Heat Biologics Inc. is a US biotechnology company focused on the field of immunotherapy. Heat Biologics was founded by Jeff Wolf and Eckhard Podack, in conjunction with the University of Miami and Seed-One Ventures. The company is based in Morrisville, North Carolina.

History
In 2008, Heat Biologics was founded by Jeff Wolf and Eckhard Podack, in conjunction with the University of Miami and Seed-One Ventures. The company relocated to North Carolina in 2011. NCBiotech provided $225,000 of initial funding the same year.

On July 24, 2013, Heat Biologics stock went public on NASDAQ under ticker symbol HTBX.

In 2017, Heat Biologics acquired an 80% controlling interest in Pelican Therapeutics. 

Morrisville, North Carolina became the company's headquarters in 2019.

In 2020, the Leonard M. Miller School of Medicine collaborated with Heat Biologics to develop a COVID-19 vaccine using gp-96 to express antigens associated with COVID-19.

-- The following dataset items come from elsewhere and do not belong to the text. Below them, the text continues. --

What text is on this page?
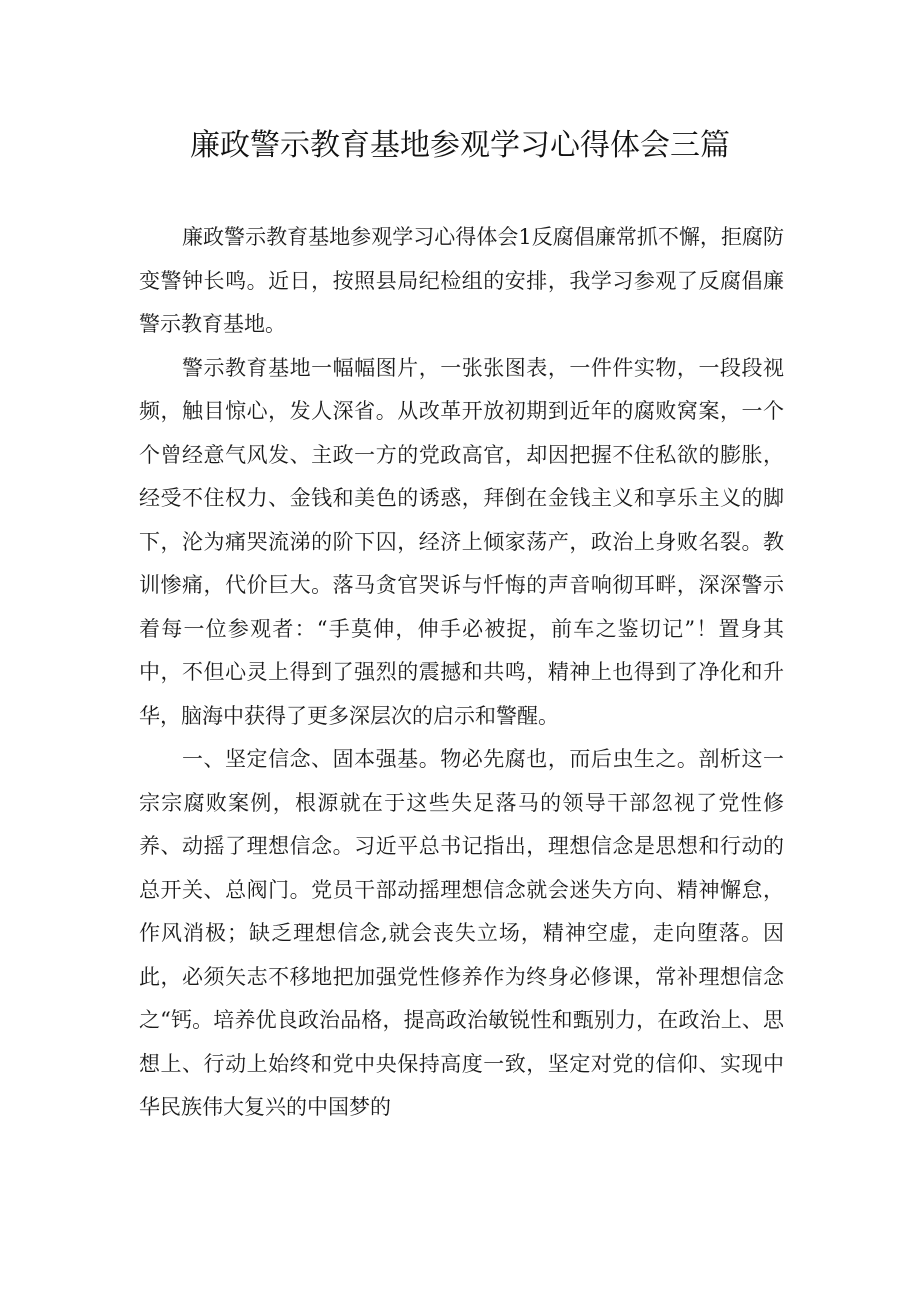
廉政警示教育基地参观学习心得体会三篇

廉政警示教育基地参观学习心得体会1反腐倡廉常抓不懈，拒腐防变警钟长鸣。近日，按照县局纪检组的安排，我学习参观了反腐倡廉警示教育基地。

警示教育基地一幅幅图片，一张张图表，一件件实物，一段段视频，触目惊心，发人深省。从改革开放初期到近年的腐败窝案，一个个曾经意气风发、主政一方的党政高官，却因把握不住私欲的膨胀，经受不住权力、金钱和美色的诱惑，拜倒在金钱主义和享乐主义的脚下，沦为痛哭流涕的阶下囚，经济上倾家荡产，政治上身败名裂。教训惨痛，代价巨大。落马贪官哭诉与忏悔的声音响彻耳畔，深深警示着每一位参观者：“手莫伸，伸手必被捉，前车之鉴切记”！置身其中，不但心灵上得到了强烈的震撼和共鸣，精神上也得到了净化和升华，脑海中获得了更多深层次的启示和警醒。

一、坚定信念、固本强基。物必先腐也，而后虫生之。剖析这一宗宗腐败案例，根源就在于这些失足落马的领导干部忽视了党性修养、动摇了理想信念。习近平总书记指出，理想信念是思想和行动的总开关、总阀门。党员干部动摇理想信念就会迷失方向、精神懈怠，作风消极；缺乏理想信念,就会丧失立场，精神空虚，走向堕落。因此，必须矢志不移地把加强党性修养作为终身必修课，常补理想信念之“钙。培养优良政治品格，提高政治敏锐性和甄别力，在政治上、思想上、行动上始终和党中央保持高度一致，坚定对党的信仰、实现中华民族伟大复兴的中国梦的
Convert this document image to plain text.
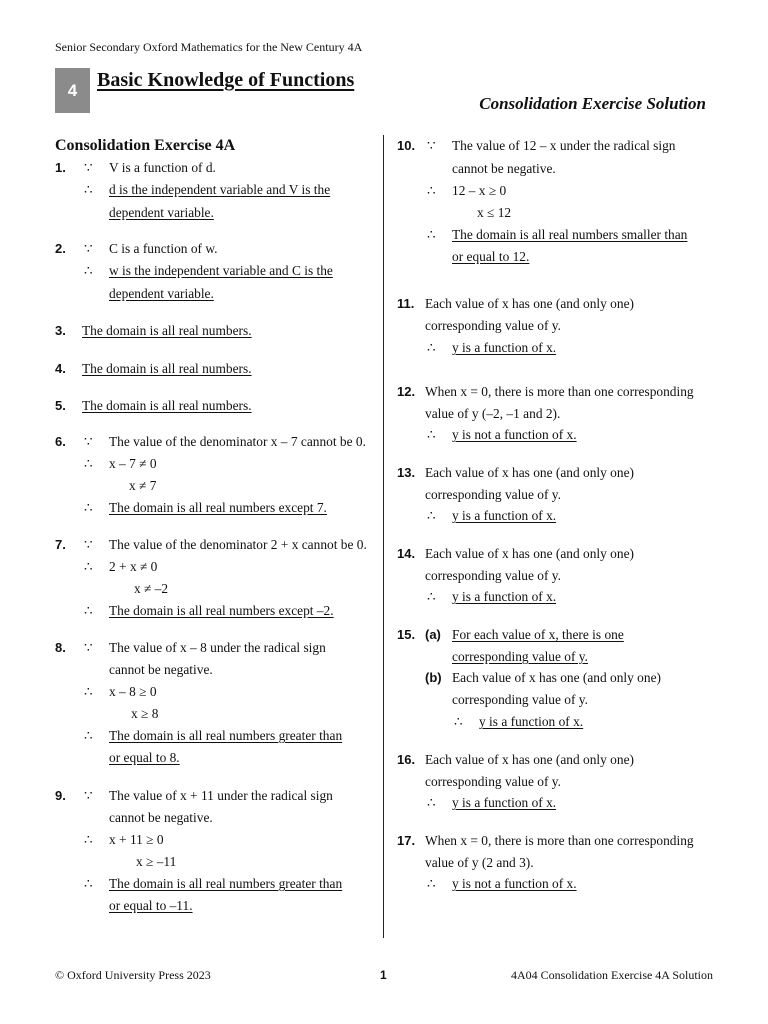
Senior Secondary Oxford Mathematics for the New Century 4A
4 Basic Knowledge of Functions
Consolidation Exercise Solution
Consolidation Exercise 4A
1. ∵ V is a function of d.
∴ d is the independent variable and V is the
dependent variable.
2. ∵ C is a function of w.
∴ w is the independent variable and C is the
dependent variable.
3. The domain is all real numbers.
4. The domain is all real numbers.
5. The domain is all real numbers.
6. ∵ The value of the denominator x – 7 cannot be 0.
∴ x – 7 ≠ 0
x ≠ 7
∴ The domain is all real numbers except 7.
7. ∵ The value of the denominator 2 + x cannot be 0.
∴ 2 + x ≠ 0
x ≠ –2
∴ The domain is all real numbers except –2.
8. ∵ The value of x – 8 under the radical sign
cannot be negative.
∴ x – 8 ≥ 0
x ≥ 8
∴ The domain is all real numbers greater than
or equal to 8.
9. ∵ The value of x + 11 under the radical sign
cannot be negative.
∴ x + 11 ≥ 0
x ≥ –11
∴ The domain is all real numbers greater than
or equal to –11.
10. ∵ The value of 12 – x under the radical sign
cannot be negative.
∴ 12 – x ≥ 0
x ≤ 12
∴ The domain is all real numbers smaller than
or equal to 12.
11. Each value of x has one (and only one)
corresponding value of y.
∴ y is a function of x.
12. When x = 0, there is more than one corresponding
value of y (–2, –1 and 2).
∴ y is not a function of x.
13. Each value of x has one (and only one)
corresponding value of y.
∴ y is a function of x.
14. Each value of x has one (and only one)
corresponding value of y.
∴ y is a function of x.
15. (a) For each value of x, there is one
corresponding value of y.
(b) Each value of x has one (and only one)
corresponding value of y.
∴ y is a function of x.
16. Each value of x has one (and only one)
corresponding value of y.
∴ y is a function of x.
17. When x = 0, there is more than one corresponding
value of y (2 and 3).
∴ y is not a function of x.
© Oxford University Press 2023	1	4A04 Consolidation Exercise 4A Solution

In 2021, Heat Biologics began Phase 2 clinical trials for a new non-small cell lung cancer treatment (HS-110). It also initiated a Phase 1 trial for HS-130, its off-the-shelf cell line engineered to stimulate T-cells to assist in immune response to disease.

Pipeline products

HS-110
HS-110, also called viagenpumatucel-L, is in Phase II in NSCLC, in combination with cyclophosphamide. Another Phase I study is combining HS 110 with nivolumab and other checkpoint inhibitors.

HS-130
HS-130 is in Phase I clinical trial for patients with solid tumors. HS-130 is an allogeneic (“off-the-shelf”) cell line engineered to express OX40 ligand fusion protein (OX40L-Fc). OX40 ligand is a key co-stimulator of T cells that augments antigen-specific CD8+ T cell responses.

COVID-19 Vaccine
The company initiated a COVID-19 vaccine collaboration with the University of Miami in March 2020 using their gp96 platform which activates the human immune system to combat infectious diseases with the potential of generating long-term immune responses.

PTX-35
PTX-35 is in Phase I clinical trial for patients with solid tumors. PTX-35 is a potential first-in-class T cell co-stimulator targeting TNFRSF25 (Death Receptor 3). Favorable safety profile was demonstrated in mice and non-human primates. PTX-35’s development plan focuses on cancer immunotherapy.